Not a bad eclectic group show. It features a nice minimalist
sculpture by Hermes Payrhuber of two dark-stained wood planks with an
improbable bend that looked like a yet to be installed shelving unit from Gattaca.
The piece’s sleek, dark, cool looking boards lean against the wall with an
intentional casualness, which went wonderfully with my favorite piece in the
show, Gina Dawson’s fantastic wood plank covered in a blossoming spring field,
made by hand out of paper (in full disclosure, I along with other friends helped
cut the paper that was then hand-crafted into flowers and grass). As impressive
as the craft is, the act of covering the board leaning against a wall was an
aggressive step in transforming the masculine seventies performance art of Vito
Acconci, Chris Burden, or Techching Hsieh that lives on as contrasty
photographs, into a colorful field of hand-made flowers, a craft that I would
imagine has some lineage in the hobbies of older women.
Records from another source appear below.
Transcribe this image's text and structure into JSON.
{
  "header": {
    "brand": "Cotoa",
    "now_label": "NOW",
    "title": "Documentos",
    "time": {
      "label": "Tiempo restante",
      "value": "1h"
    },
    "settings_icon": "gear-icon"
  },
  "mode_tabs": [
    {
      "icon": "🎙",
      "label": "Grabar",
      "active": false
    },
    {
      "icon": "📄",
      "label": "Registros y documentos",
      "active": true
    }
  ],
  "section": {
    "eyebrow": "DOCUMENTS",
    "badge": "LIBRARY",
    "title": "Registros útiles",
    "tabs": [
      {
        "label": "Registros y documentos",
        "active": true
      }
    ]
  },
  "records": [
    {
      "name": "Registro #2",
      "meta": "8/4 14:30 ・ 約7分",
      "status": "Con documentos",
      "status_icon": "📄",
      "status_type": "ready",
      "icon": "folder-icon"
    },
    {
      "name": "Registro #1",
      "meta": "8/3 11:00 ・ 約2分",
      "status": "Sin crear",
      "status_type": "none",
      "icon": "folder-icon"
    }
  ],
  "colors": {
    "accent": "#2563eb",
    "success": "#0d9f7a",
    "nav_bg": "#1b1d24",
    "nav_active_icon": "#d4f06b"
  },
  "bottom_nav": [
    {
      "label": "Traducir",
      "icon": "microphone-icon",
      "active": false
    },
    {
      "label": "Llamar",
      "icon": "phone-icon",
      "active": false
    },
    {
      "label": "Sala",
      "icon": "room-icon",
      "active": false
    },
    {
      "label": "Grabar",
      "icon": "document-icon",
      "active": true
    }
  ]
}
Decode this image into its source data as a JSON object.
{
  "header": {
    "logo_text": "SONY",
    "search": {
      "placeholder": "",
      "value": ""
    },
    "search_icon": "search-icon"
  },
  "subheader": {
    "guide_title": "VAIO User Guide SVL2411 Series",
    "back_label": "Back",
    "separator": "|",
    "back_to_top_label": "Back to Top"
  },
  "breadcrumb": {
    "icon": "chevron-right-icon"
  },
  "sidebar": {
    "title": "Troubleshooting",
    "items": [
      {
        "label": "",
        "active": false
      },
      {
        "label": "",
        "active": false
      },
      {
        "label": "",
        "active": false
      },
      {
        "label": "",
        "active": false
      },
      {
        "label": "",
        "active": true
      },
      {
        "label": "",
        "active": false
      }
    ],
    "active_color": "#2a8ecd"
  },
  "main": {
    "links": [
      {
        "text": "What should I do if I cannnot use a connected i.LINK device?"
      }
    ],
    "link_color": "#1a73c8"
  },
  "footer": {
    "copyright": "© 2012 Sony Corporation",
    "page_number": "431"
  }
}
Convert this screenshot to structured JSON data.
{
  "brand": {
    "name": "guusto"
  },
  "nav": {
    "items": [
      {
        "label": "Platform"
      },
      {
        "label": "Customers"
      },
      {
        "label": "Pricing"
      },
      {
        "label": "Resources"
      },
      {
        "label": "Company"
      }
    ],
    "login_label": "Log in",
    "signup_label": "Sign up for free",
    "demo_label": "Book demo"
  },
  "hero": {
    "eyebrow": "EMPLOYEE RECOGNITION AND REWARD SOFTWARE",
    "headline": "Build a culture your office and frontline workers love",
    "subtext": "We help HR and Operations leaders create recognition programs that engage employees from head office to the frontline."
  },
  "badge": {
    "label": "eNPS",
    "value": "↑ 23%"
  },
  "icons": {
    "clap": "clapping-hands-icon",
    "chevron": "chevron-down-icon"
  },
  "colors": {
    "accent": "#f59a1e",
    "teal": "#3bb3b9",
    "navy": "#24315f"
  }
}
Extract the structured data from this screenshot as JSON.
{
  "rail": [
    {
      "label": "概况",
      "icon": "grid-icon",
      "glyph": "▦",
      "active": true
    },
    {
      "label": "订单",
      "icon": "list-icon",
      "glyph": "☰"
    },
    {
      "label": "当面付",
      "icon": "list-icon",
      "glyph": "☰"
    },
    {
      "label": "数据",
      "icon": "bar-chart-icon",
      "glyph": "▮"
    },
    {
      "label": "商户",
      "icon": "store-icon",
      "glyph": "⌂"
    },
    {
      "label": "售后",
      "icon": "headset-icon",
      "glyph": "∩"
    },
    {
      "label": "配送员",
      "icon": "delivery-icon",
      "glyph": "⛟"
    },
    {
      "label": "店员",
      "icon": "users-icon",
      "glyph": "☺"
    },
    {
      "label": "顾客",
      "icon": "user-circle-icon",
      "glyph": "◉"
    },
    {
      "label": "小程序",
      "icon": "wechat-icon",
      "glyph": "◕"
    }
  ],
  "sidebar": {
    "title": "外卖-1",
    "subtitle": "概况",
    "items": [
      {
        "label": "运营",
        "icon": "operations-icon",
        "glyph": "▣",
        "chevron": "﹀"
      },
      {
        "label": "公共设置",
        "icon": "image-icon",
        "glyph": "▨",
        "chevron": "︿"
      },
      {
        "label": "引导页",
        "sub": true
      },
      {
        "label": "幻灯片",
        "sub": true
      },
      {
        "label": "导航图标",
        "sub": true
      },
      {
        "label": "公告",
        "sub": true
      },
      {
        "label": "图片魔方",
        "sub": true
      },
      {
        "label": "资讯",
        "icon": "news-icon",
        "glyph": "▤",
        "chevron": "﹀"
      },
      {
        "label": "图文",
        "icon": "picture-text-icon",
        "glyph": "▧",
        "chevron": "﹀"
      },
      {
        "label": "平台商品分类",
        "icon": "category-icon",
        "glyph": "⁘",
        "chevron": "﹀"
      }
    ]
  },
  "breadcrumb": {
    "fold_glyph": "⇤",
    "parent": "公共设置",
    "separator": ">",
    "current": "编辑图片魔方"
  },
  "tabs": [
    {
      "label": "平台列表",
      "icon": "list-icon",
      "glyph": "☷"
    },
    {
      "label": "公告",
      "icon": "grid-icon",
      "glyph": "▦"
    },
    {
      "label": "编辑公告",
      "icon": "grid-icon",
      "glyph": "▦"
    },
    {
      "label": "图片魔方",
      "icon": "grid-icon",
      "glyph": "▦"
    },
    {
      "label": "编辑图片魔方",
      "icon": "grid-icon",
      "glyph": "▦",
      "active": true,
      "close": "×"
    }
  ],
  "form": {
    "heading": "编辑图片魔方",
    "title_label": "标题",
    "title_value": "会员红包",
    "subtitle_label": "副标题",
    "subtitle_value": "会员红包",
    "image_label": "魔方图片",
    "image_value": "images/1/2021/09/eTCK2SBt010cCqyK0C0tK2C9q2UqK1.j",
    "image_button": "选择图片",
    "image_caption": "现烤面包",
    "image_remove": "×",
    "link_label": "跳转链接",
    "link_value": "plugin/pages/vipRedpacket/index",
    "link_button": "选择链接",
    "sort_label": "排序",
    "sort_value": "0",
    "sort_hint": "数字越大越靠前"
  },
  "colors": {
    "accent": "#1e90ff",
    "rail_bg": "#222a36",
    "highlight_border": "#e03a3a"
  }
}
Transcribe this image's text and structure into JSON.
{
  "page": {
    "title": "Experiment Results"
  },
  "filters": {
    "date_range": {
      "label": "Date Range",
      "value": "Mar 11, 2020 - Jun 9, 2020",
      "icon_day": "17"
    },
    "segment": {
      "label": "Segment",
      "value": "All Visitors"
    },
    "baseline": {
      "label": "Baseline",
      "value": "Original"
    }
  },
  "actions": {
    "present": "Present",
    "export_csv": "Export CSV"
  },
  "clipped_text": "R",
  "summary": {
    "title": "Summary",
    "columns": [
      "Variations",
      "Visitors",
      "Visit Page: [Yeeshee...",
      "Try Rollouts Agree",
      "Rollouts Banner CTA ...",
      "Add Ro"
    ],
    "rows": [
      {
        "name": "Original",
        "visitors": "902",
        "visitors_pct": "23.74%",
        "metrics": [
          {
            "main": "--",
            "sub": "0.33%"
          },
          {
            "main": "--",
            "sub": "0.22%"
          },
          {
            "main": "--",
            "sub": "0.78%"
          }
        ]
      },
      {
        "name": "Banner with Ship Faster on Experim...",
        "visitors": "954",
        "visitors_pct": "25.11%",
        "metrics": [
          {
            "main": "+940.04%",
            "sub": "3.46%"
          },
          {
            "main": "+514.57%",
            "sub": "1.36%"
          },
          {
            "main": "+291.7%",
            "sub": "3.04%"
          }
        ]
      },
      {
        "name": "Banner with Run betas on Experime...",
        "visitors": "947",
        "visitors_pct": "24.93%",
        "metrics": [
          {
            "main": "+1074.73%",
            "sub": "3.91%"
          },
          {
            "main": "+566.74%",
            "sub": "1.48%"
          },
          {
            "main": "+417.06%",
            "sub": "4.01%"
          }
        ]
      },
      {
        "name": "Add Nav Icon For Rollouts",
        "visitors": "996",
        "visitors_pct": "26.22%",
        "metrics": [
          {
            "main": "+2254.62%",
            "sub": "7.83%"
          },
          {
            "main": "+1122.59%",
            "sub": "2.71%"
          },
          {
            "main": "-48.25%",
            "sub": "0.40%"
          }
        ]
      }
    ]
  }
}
Dawson managed to repurpose
masculine avant-garde work with a traditional feminine craft art to make
performative craft art, a genre of art unto herself (I am gonna ignore
Forcefields macramé outfits at the Whitney Biannual). I also liked the
photograph of a naked woman in an empty field bent over a horse by Benjy
Russell & Rya Kleinpeter. The picture may have been aver-the-top, but once
attractive, naked women get into the artistic mix, I start to question my
judgment, so I think it was good, but I am not entirely sure.